やっと凶悪殺人犯を追い詰めたのに相手が完全なサイコ田パス太郎で何が悪いかさえ理解していなかったかのような徒労感だろう。


修理の人的にも「朝起きたらすげえ泡出て壊れてたんすよ」とでかい泡のジェスチャーつきで言ってもらえれば、最初から「洗剤入れ間違いすね」と原因が特定でき、修理を呼ぶ必要すらなかったかもしれないのに、誠に申し訳ないことをした。


さらに、バラして作業したとなると修理金額が高くなるので「点検」という形で最安値になるようにしてくれたという。

ただ私が終始「何もしてないのに壊れた」というきょとん顔をしているのがさすがにムカついたのか、「最安値になるように調整しときますね!」と3回ぐらい言っていた。


そんなわけで食洗器が壊れた原因は、「食洗器用洗剤の容器に手洗い用洗剤を詰め替えてしまったことによる、洗剤の誤投入」である。


犯人は誰かと言えば夫であり、夫も大量の泡を見て、自分が洗剤を間違えたかもと思ったから現場をひとりで片づけたのかもしれない。

しかし詰め替えの段階で入れ間違えたとまでは気づかず、さすがにこれを間違うはずはないと確信し、「入れ間違いはない」と断言して私はそれにミスリードされたという、誰も得していないミステリーだ。


本事件について私は本当に何もしていないのだが、逆に何もしていないのが罪なのだ。


何故夫が詰め替えを間違えたかというと、「詰め替え業務をやるのは夫しかいない」からである。

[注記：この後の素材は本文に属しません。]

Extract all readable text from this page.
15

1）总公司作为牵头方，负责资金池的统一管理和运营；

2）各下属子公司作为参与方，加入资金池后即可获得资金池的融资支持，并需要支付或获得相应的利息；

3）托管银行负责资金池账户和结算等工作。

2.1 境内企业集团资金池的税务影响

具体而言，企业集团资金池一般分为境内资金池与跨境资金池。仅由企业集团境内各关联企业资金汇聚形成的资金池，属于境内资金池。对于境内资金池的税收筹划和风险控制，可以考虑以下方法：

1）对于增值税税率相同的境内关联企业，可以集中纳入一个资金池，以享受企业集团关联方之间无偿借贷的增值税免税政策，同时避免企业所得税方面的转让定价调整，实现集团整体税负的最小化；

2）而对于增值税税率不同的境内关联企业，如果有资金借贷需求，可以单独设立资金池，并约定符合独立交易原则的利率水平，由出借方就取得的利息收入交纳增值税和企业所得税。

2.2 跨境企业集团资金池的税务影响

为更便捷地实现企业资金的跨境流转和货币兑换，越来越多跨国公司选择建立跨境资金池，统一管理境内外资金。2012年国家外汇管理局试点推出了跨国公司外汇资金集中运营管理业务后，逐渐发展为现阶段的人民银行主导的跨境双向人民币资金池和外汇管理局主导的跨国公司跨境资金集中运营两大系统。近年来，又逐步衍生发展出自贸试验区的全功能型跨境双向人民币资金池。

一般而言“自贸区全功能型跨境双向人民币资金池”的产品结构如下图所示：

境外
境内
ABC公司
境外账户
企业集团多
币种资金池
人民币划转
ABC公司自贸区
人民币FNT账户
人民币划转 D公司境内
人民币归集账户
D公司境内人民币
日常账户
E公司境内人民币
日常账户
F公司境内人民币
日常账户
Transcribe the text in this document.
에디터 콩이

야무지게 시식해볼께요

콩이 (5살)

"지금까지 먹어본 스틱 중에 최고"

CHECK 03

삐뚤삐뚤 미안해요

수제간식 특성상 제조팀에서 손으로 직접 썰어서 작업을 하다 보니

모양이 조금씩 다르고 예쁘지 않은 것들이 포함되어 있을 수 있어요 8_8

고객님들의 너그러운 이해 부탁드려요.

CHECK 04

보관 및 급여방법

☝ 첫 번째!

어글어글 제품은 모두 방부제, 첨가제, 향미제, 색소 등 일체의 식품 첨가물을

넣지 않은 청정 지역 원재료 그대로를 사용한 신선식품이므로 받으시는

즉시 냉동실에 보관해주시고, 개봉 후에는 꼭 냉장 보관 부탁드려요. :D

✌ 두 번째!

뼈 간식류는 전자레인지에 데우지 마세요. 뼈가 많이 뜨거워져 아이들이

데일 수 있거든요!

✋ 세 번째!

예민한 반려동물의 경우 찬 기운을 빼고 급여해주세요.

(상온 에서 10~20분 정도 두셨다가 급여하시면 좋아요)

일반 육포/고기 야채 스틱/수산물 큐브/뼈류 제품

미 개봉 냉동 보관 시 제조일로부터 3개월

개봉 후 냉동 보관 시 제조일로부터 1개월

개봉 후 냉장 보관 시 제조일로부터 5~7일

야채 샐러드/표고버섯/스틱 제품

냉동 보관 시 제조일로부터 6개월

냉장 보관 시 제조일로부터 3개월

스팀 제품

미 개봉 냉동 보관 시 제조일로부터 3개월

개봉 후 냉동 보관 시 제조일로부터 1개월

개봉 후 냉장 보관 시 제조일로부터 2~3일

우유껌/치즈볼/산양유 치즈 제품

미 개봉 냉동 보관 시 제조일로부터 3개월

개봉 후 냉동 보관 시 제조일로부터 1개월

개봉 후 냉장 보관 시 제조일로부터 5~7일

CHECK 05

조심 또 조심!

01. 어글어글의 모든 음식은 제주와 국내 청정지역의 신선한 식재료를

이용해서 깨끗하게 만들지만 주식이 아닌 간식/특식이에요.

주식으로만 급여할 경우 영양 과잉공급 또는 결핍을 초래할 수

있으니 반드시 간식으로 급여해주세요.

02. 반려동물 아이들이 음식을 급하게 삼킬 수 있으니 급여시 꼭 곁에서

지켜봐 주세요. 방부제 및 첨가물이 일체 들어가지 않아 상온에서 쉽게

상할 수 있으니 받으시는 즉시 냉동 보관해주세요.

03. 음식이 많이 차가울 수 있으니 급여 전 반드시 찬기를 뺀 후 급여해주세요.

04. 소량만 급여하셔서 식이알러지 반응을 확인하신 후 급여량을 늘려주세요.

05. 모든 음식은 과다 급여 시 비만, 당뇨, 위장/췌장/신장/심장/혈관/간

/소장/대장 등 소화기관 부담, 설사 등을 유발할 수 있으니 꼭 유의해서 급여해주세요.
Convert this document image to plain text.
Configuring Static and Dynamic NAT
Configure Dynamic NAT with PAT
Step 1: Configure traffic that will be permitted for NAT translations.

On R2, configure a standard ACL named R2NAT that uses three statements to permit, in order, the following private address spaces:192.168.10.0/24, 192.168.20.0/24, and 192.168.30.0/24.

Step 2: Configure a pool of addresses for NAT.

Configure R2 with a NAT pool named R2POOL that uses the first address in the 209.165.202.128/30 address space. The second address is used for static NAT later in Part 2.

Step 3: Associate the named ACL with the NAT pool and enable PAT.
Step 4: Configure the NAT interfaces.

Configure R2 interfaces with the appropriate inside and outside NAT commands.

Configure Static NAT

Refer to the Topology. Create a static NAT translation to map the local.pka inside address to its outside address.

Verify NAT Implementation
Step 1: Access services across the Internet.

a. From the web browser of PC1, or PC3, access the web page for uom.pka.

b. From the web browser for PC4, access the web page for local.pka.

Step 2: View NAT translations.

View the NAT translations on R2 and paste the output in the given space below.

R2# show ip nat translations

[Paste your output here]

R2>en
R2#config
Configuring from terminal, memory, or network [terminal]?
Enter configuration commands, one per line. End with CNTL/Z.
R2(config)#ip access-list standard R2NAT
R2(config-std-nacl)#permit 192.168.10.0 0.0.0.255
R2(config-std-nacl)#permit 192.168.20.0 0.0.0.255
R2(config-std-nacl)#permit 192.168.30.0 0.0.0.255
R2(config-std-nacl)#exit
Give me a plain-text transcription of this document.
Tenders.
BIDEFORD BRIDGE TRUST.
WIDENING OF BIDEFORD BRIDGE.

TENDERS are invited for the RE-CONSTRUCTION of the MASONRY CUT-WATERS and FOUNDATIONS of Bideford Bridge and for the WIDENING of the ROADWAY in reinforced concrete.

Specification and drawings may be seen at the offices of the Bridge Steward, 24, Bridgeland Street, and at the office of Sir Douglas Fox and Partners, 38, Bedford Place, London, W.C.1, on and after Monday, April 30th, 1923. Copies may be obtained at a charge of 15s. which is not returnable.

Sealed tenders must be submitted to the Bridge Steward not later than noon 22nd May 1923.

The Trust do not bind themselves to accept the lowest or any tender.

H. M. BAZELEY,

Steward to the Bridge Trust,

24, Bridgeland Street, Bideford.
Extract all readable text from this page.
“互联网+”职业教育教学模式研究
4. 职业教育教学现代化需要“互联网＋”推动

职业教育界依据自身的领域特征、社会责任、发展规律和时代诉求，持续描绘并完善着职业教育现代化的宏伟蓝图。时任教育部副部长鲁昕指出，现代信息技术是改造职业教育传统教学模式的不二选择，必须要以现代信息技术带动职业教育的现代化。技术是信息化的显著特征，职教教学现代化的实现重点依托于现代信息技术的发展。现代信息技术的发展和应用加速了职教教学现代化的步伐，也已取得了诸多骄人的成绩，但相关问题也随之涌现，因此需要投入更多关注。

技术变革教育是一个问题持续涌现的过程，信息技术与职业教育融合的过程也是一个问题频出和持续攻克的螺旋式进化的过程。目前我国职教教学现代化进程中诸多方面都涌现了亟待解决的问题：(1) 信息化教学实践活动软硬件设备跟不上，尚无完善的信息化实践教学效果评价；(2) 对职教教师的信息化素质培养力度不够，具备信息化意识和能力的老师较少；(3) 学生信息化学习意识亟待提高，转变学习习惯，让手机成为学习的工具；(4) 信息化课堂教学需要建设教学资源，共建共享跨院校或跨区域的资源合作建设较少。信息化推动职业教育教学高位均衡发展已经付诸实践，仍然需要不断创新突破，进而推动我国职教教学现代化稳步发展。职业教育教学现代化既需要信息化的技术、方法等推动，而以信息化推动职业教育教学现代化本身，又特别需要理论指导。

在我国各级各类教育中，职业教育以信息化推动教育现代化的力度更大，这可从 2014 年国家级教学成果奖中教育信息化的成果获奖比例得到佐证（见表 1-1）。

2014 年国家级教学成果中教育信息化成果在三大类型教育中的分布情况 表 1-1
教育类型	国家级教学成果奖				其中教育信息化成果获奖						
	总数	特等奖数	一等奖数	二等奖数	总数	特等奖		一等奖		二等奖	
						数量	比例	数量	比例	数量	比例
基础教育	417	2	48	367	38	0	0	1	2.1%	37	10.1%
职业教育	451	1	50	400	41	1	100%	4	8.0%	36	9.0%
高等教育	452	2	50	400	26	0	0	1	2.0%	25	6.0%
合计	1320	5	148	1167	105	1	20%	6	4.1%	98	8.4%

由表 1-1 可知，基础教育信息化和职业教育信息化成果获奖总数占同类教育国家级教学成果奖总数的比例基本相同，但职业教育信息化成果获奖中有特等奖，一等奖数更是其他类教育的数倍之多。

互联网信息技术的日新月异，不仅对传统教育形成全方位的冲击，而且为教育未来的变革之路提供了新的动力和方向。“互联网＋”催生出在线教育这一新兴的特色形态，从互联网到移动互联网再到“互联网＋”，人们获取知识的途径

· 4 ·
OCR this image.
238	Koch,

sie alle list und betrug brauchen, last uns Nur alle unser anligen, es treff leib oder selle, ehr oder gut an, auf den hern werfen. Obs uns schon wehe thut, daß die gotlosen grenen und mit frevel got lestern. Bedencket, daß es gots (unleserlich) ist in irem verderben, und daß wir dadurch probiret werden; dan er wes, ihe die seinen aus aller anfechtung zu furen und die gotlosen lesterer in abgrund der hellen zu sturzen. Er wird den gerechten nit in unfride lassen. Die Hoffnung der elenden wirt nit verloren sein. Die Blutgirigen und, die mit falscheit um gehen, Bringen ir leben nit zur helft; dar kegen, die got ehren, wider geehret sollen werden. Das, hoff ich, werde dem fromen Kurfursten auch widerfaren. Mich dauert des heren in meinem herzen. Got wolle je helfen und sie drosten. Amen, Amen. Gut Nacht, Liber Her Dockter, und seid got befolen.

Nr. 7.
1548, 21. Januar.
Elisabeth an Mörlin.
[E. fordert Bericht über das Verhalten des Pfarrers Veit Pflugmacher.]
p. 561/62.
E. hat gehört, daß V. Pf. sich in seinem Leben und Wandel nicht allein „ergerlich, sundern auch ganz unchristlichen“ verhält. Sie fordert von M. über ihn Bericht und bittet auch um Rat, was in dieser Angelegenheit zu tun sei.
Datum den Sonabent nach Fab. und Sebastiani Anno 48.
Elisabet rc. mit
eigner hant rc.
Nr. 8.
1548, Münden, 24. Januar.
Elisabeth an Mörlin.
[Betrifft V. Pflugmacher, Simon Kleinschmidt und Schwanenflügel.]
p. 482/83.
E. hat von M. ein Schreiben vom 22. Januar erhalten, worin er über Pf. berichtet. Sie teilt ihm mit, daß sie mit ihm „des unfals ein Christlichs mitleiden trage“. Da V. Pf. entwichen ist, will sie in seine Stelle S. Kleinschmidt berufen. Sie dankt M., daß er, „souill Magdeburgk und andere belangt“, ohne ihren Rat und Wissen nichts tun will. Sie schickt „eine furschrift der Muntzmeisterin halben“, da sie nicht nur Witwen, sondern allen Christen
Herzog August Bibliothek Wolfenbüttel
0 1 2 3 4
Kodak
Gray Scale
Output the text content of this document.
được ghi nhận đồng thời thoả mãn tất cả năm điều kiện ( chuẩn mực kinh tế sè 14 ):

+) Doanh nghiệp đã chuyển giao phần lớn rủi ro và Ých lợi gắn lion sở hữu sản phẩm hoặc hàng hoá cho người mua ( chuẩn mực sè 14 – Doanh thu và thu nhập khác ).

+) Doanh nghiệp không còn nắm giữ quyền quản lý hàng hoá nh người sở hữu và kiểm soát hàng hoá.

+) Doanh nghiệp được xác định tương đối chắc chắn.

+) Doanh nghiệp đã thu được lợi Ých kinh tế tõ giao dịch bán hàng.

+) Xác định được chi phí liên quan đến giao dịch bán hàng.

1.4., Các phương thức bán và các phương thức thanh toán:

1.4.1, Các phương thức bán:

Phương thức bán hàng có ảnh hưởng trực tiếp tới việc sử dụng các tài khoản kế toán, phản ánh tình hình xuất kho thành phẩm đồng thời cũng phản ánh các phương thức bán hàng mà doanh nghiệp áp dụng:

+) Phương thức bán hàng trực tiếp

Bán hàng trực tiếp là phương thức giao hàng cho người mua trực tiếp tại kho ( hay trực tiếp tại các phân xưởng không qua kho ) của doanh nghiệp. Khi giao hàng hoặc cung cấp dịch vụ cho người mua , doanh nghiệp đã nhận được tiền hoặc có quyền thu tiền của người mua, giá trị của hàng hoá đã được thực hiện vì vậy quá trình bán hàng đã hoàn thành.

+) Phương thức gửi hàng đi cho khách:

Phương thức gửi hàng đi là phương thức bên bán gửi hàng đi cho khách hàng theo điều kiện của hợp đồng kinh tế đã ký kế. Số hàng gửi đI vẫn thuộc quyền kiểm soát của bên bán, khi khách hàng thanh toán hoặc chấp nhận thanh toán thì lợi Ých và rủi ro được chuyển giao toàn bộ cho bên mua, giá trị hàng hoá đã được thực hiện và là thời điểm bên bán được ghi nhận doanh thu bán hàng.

世の中には、シャンプーや洗剤など「詰め替え」を頑なにやろうとしない人間がいる、私もその一人だ。

ずっと詰め替え続けていれば、いつか間違う時も来る、私が間違えないのは「やっていないから」であり、私がやっていたらもっと早い段階で食洗器を破壊していただろう。


しかし、私は食洗器が大量の泡を吹いている時点で夫を呼んで後片付けに参加させると思うので、「証拠を消して事件解決が遠のく」ということはないと思う。

カレー沢薫

山口県在住の漫画家・コラムニスト。最新作に『ひとりでしにたい』原作(講談社)など。